Jobst-Peter Gerlach-von Waldthausen erhält Prix d’Honneur de la Beauté

Jobst-Peter und Sohn Timor Gerlach-von Waldthausen im Jahr 2018 auf der Beauty in Düsseldorf. Foto: GEHWOL

Mit seinem Eintritt in die Eduard Gerlach GmbH begann 1978 eine neue Ära für die professionelle Fußpflege. Mit großem Engagement und Ideenreichtum hat Jobst-Peter Gerlach-von Waldthausen die Branche entscheidend mitgeprägt. Seine Liebe zum Detail, der Fokus auf die Qualität und vor allem sein wertschätzendes Menschenbild machen ihn zu einem Grandseigneur der Fußpflege.
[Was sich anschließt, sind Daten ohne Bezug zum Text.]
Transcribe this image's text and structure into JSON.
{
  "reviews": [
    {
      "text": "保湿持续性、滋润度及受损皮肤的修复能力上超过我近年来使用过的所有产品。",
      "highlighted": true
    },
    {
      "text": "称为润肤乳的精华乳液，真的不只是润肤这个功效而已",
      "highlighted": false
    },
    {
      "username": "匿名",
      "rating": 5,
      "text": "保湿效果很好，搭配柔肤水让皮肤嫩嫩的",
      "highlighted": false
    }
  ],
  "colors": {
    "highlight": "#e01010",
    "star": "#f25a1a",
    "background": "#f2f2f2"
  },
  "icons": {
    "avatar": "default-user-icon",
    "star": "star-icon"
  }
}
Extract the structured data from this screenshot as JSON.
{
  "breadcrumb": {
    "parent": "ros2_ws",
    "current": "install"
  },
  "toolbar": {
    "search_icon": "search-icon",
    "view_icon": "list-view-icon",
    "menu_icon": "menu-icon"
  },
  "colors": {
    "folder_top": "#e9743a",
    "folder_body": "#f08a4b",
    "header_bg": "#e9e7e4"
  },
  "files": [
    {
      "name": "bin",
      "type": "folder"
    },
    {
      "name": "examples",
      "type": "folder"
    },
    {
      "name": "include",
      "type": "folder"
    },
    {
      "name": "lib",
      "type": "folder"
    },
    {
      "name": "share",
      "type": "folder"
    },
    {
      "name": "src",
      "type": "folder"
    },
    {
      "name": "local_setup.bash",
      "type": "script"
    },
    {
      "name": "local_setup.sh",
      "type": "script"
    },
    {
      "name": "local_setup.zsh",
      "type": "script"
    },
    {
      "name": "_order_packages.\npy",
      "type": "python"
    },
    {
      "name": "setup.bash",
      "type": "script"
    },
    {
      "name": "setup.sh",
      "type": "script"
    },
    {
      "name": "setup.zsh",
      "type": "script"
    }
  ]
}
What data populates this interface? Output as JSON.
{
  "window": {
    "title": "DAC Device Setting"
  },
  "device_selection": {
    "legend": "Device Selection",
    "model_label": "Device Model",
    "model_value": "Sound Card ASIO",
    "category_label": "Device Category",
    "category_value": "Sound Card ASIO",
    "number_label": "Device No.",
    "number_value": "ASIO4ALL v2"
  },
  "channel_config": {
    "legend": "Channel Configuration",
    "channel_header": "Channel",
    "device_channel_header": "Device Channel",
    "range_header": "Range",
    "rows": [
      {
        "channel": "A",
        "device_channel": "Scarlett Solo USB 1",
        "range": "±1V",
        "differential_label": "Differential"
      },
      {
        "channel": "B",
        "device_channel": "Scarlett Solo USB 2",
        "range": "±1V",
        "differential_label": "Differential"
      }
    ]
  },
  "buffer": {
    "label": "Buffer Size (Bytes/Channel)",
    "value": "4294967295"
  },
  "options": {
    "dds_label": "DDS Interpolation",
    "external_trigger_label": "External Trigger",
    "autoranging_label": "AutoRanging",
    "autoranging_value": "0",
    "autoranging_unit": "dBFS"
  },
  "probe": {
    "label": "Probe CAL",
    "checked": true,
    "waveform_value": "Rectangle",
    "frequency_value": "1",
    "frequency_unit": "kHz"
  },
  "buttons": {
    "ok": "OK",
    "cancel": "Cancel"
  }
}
Das sieht auch die Jury des Beauty Forum Stars Award und hat ihm deshalb den Prix d’Honneur de la Beauté für sein Lebenswerk verliehen.

Die Verleihung der Beauty Forum Stars Awards fand Ende November im Rahmen einer feierlichen Gala im Europapark Rust statt. „Herr Gerlach-von Waldthausen hat sich in einzigartiger Art und Weise um die Branche verdient gemacht“, begründet Maxi Goewe, Chefredakteurin des Fachmagazins Beauty Forum die Würdigung. Urkunde und Trophäe nahm Jobst-Peter Gerlach-von Waldthausen Corona bedingt in Lübbecke entgegen.

Das Gute besser machen

Jobst-Peter Gerlach-von Waldthausen richtet seinen Blick gerne auf Details. Das bekommt jeder zu spüren, der mit ihm über Mikromotoren, ergonomische Prinzipien der Instrumentenfertigung oder Lederbezüge bei einem Fußpflegestuhl diskutiert. Das sind nur Beispiele. Aber sie offenbaren eine gewisse Grundmentalität des bodenständigen Unternehmers. Was ihn antreibt, ist die Erkenntnis, dass auch kleinste Veränderungen zu entscheidenden Verbesserungen führen können. So gesehen ist keine der vielen Innovationen, die das Haus Gerlach verlassen haben, jemals erschöpfend.

„Es gibt immer Möglichkeiten, etwas Gutes noch besser zu machen“, sagt der gebürtige Niedersachse.Das fordert er nicht nur von seiner „Gerlach-Familie“ aus Mitarbeitenden und Partnern. So nennt er sie gerne. Mit dem gleichen Anspruch hat er selbst, Jobst-Peter Gerlach-von Waldthausen, 1978 die Geschäftsführung des stolzen Familienunternehmens aus Ostwestfalen übernommen.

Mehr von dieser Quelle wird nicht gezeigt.